Kevelaer. Clara Blessing ist mit 24 Jahren bereits eine erfolgreiche Oboistin und Interpretin im Bereich der historischen Aufführungspraxis. Als erste Oboistin war sie Preisträgerin des internationalen Telemann-Wettbewerbs, und sie spielt unter anderem in renommierten Ensembles wie dem Orchestra of the Age of Enlightenment und bei L'arte del mondo. Mit ihrer Mutter Ute Gremmel-Geuchen, die seit dem Jahre 2000 Organistin an der 1752 von Ludwig König erbauten barocken Orgel der Paterskirche zu Kempen und künstlerische Leiterin der "König-Orgelkonzerte" ist, musiziert sie regelmäßig. Im Rahmen der Orgelkonzerte gastierten beide in der Marienbasilika in einem facettenreichen Programm mit Werken von Krebs, Alain, Franck, Bovet und Noyon. Von Udo Spelleken

Die Kombination Barockoboe und Orgel stellte dabei ein besonderes Klangbild dar, wobei das kammermusikalische Miteinander zwischen den beiden Instrumenten besonders reizvoll war und eine stilistische Bandbreite offenbarte. Mit Fantasien von Johann Ludwig Krebs eröffneten die Musikerinnen ihr Konzert. Die Werke des Meisters der "alt-bachschen" Polyphonie klangen kantabel mit starken Neigungen zum Empfindsamen und Sturm und Drang-Stil. Die Partituren stellten teilweise erhebliche technische Ansprüche an die Interpreten und zeigten mit einer ungemein lichten, aufgefächerten Klangprofilierung zarte und fragile Flötenstimmen zusammen mit der Oboe, wie aus einem "Guss".

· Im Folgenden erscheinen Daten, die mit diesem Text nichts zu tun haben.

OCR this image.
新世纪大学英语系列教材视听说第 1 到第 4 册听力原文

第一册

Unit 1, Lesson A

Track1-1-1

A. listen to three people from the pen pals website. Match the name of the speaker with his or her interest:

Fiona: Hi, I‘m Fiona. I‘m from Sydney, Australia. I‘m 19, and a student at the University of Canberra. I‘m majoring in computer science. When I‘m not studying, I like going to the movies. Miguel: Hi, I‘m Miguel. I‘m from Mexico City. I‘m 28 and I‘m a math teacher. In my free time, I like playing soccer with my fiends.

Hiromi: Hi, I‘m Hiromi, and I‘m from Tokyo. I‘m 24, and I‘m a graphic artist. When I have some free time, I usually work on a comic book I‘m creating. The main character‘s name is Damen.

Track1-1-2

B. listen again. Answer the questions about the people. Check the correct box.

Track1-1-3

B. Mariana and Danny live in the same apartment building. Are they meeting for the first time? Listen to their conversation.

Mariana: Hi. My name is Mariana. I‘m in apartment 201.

Dass Jehan Alain heute eine vergleichsweise große Bekanntheit genießt, liegt vor allem an den Orgelkompositionen, die einen breiten Raum in seiner Arbeit einnehmen. Die solistisch vorgetragenen "Variations sur un théme de Clément Jannequin" entwickelten das von dem französischen Renaissance-Komponisten stammende Thema mit großer Sorgfalt und im Bewusstsein für die unterschiedlichen Einflüsse, aus denen Alain seine Inspirationen schöpfte. In den "Hängenden Gärten" ("Les jardins suspendu") ließ Gremmel-Geuchen sich auf die atmosphärische Tiefe des Werks ein, gab der bei Alain so wichtigen Stille Raum. In der komplizierten Rhythmik der großartigen, spannungsgeladenen "Litanies" demonstrierte sie die breite Farbpalette in den Registern der Seifert-Orgel.

Die Oboistin Clara Blessing nutzte in der fragmentarisch, orientalisch anmutenden Kirchen-Sonate des zeitgenössischen schweizerischen Komponisten Guy Bovet die reizvollen Echowirkungen. Sie spielte die Oboe spielerisch verschmitzt in den drei Sätzen des "Concertino" des Franzosen Joseph Noyon, in dessen Verlauf immer wieder "Le coucou" zu hören war.